Members have come to believe, he says, that the market-based approach can improve efficiencies, spur investment in emissions-reduction equipment, and boost technological innovation.

"It's very important to recognize that before you can reduce carbon emissions, you have to measure them, and the act of measuring them identifies sources where you may be using or paying too much for power, where you can substitute renewables for your standard energy, where you're not monitoring the day-to-day fuel costs, you're not considering that," Sandor says.

Though voluntary, the Chicago members agree to be monitored by the National Association of Securities Dealers (NASD), the main private-sector regulator of the U.S. securities industry. The NASD audits the members' annual emissions and monitors trading activity on the exchange to guard against fraud and manipulation.

Exchange members are finding they are gaining important logistical experience in everything from filling out forms to developing internal engineering and measuring energy use, says Sandor.

"Most of the skeptics said you'll never get an American company without the force of law to enter into a legally binding commitment to reduce their carbon emissions. Well, we not only have found that myth easily dispelled, we've also found that you can monitor, that you can verify and all the people said that could never be done," Sandor says.

The exchange is modeled after a successful U.S. effort to limit sulfur-dioxide emissions. The 1990 amendments to the Clean Air Act, supported by the administration of President George Bush, set a cap on those emissions, which were linked to acid rain, and distributed tradable emissions permits.

The program is widely seen as a success, with sulfur-dioxide emissions sharply down and costs borne by industry far lower than many estimated. Those trading markets involved a far smaller range of emissions than called for under Kyoto. But Sandor, who helped design the U.S. exchange for sulfur dioxide, sees many parallels with the current U.S. debate over carbon-emissions trading.

"There was a notion that [the sulfur-dioxide cap] would never be enforced and that American companies wouldn't reduce it. As a matter of fact, it was 18 million tons a year being pumped into the atmosphere from coal-fire facilities in the [1980s] which was the baseline and this year it's 9 million. So we've reduced sulfur emissions by 50 percent, [with] virtually little if any cost to the economy, great net social benefits and when's the last time you heard about acid rain in America?" Sandor says.

The Chicago exchange also owns the European Climate Exchange, which is to facilitate Kyoto Protocol-related transactions for EU states. Expertise gained in that vastly larger market can only help its Chicago counterpart, says Sandor.

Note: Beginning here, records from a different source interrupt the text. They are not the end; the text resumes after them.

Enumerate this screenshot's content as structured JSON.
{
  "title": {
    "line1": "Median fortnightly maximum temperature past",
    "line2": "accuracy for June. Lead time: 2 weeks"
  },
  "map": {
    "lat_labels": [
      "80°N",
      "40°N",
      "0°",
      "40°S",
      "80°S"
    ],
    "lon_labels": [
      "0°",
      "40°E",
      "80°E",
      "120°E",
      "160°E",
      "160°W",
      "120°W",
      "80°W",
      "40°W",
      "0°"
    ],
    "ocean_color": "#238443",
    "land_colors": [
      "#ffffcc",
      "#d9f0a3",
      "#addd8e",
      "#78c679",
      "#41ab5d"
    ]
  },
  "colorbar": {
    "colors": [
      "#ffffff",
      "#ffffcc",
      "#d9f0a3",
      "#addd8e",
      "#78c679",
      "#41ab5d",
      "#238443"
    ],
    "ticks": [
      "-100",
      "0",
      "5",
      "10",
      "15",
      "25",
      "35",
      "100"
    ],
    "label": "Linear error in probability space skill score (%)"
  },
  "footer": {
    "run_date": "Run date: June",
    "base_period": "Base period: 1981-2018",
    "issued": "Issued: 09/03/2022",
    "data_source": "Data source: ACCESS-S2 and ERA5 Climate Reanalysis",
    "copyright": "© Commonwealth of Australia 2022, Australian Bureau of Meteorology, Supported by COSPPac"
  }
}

"What we're seeing in our own small way at the Chicago Climate Exchange is a building credibility that markets are the best way to deal with our scarce and precious resources such as air and water. We get a lot of gratification because the left wing thought we were a bunch of capitalists and the right wing thought we were a bunch of environmentalists and I thought that was a pretty good place to be," Sandor says.

The Chicago exchange was set up with a $400,000 grant from the private Joyce Foundation. Sandor says the exchange has just raised $25 million, has full funding to go forward, and is looking into extending to a second phase from 2006 to 2010.